Diplomatic horsefeathers

Today, apparently Russian foreign bullshit artist foreign minister Sergey Lavrov suggested that Belarus, from which Russia launched her attack on northern Ukraine, and from whence Russia is launching a ton of rockets at civilian targets to this day, is somehow a good candidate for a nation to protect the territorial integrity of Ukraine.  In related news, Adolf Hitler, Antiochus Epiphanes, and Haman have called from Hell and are volunteering to protect the national security of Israel.
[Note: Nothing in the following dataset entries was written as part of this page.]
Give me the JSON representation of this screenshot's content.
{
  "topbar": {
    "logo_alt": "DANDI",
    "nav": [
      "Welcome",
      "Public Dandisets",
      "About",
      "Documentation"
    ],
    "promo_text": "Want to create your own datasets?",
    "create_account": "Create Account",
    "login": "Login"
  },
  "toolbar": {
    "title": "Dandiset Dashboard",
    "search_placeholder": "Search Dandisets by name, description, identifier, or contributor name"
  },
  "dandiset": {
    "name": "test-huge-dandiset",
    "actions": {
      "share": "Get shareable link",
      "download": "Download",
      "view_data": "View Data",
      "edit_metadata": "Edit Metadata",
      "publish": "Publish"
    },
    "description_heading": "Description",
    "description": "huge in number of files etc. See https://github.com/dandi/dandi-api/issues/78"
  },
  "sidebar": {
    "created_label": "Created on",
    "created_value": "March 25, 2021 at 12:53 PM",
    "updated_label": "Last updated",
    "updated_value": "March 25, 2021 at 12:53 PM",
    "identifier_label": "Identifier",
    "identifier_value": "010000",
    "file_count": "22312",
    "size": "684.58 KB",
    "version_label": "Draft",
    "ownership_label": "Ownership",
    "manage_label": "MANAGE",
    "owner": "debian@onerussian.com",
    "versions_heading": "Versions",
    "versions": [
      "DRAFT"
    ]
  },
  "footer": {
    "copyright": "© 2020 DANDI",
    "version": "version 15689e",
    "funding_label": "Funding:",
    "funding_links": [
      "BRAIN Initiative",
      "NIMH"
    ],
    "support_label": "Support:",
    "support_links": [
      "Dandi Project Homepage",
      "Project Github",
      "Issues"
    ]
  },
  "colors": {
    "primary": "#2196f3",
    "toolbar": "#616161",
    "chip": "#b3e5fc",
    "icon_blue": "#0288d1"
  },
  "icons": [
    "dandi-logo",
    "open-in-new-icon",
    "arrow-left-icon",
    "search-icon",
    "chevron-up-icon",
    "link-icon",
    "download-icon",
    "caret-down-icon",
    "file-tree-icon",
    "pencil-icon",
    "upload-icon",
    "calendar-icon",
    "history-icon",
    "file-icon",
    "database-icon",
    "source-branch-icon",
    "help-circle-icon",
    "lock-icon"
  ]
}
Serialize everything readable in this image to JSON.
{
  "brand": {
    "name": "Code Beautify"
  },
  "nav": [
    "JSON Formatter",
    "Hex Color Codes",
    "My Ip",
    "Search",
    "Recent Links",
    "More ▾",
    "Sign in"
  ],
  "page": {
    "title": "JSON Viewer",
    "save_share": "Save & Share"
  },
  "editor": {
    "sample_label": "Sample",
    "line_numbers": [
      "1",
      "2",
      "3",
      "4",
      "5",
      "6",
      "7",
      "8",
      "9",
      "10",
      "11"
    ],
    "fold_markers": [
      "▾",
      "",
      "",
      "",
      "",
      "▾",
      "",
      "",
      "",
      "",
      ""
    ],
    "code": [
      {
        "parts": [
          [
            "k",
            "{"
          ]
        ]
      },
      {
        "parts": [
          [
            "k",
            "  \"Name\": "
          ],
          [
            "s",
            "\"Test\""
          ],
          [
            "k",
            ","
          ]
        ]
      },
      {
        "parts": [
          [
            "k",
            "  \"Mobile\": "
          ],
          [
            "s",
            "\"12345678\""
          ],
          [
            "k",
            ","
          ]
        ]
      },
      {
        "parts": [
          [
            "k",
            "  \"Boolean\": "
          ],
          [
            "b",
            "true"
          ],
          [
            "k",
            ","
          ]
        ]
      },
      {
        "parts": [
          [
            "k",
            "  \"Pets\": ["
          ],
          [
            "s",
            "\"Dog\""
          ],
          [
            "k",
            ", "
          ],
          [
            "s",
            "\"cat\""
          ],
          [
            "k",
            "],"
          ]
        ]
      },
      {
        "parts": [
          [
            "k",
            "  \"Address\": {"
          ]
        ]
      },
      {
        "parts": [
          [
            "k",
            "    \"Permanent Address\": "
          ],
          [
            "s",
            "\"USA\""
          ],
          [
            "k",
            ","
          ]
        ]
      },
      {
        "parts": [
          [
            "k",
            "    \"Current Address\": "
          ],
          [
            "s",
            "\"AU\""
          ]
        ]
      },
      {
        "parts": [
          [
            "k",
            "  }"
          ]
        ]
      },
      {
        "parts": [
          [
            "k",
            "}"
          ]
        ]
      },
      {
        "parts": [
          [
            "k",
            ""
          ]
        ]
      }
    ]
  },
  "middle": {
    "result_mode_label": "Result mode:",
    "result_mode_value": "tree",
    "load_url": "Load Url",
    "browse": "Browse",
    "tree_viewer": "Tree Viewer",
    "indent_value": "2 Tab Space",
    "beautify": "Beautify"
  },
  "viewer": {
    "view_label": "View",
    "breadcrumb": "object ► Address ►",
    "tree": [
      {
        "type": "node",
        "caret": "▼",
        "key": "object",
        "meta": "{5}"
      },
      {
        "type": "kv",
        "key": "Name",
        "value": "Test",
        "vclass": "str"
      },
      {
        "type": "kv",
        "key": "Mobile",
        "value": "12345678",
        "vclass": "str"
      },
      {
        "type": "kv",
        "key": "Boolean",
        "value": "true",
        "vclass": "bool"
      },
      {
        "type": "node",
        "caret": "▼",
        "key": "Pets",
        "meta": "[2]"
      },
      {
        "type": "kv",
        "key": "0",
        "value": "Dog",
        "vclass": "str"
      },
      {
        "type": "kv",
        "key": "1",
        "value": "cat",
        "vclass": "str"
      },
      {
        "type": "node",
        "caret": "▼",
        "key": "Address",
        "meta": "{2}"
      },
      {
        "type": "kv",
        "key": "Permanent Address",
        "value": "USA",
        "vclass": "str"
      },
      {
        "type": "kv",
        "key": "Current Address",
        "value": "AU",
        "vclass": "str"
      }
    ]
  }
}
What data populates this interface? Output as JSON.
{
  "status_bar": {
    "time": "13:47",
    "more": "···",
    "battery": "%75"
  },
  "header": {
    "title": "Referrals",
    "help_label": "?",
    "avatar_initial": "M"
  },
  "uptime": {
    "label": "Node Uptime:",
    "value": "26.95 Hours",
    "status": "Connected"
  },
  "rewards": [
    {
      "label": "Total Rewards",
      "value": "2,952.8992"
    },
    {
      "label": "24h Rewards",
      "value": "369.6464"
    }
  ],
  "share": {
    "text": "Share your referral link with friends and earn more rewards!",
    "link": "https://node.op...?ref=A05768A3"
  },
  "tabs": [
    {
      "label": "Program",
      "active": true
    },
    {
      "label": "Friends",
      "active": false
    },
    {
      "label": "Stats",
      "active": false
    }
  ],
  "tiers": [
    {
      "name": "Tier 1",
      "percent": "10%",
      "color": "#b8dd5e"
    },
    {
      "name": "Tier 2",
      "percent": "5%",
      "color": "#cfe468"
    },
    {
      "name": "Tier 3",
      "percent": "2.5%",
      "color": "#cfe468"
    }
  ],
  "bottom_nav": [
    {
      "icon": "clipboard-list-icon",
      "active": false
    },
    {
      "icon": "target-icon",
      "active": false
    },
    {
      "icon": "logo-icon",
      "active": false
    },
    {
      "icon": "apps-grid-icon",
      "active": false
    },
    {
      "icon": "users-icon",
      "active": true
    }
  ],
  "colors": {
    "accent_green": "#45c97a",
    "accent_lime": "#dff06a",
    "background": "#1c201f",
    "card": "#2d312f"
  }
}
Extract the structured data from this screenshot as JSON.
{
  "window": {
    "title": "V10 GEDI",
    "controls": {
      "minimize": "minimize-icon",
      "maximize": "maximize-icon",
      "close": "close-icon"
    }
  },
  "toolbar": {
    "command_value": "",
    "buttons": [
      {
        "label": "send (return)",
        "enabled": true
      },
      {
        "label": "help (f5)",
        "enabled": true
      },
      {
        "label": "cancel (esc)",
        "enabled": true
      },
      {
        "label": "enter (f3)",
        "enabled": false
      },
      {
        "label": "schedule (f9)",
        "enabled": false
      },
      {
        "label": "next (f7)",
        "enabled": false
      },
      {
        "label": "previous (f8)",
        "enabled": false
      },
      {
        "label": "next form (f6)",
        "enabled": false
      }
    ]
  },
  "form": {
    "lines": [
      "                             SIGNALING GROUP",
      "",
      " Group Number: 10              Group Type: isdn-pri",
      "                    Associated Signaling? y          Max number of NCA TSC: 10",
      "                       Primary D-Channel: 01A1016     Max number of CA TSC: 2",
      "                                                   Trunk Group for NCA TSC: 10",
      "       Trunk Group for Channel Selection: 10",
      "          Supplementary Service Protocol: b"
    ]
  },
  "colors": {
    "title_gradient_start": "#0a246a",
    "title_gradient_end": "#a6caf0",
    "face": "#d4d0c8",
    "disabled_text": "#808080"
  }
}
It is perhaps understandable that the Russian foreign minister might do this, but let's take a look at reality vs. the security guarantees that were given to Ukraine at independence.  More or less, in exchange for the nuclear weapons that were in Ukraine, the signing nations (including Russia) agreed to guarantee the territorial integrity of Ukraine.  It sort of made sense to the diplomats at the time, but anyone with functioning neurons ought to have imagined this scenario.

Diplomat: Mr. President, Russia has invaded Ukraine.  It's time for us to do what we can to guarantee their territorial integrity.

President (of either party):  Are you (redacted) nuts?  They have nukes.

Which is, of course, exactly what's gone on, and it's exactly why someone needs to have something of a "come to Jesus moment" with diplomats and politicians, telling them if you have no intention of ever enforcing the provisions of an agreement, please don't write it down and sign it.

The reason is simple; if Ukraine had figured out that their security guarantees were worthless (and to be fair, they should have), they likely would have made some very different decisions regarding national security, perhaps looking much more like the Swiss model.  And so we might add another proverb; if you know a diplomatic agreement is nonsense, don't act as if it is binding.

And of course, as always, Putin delenda est!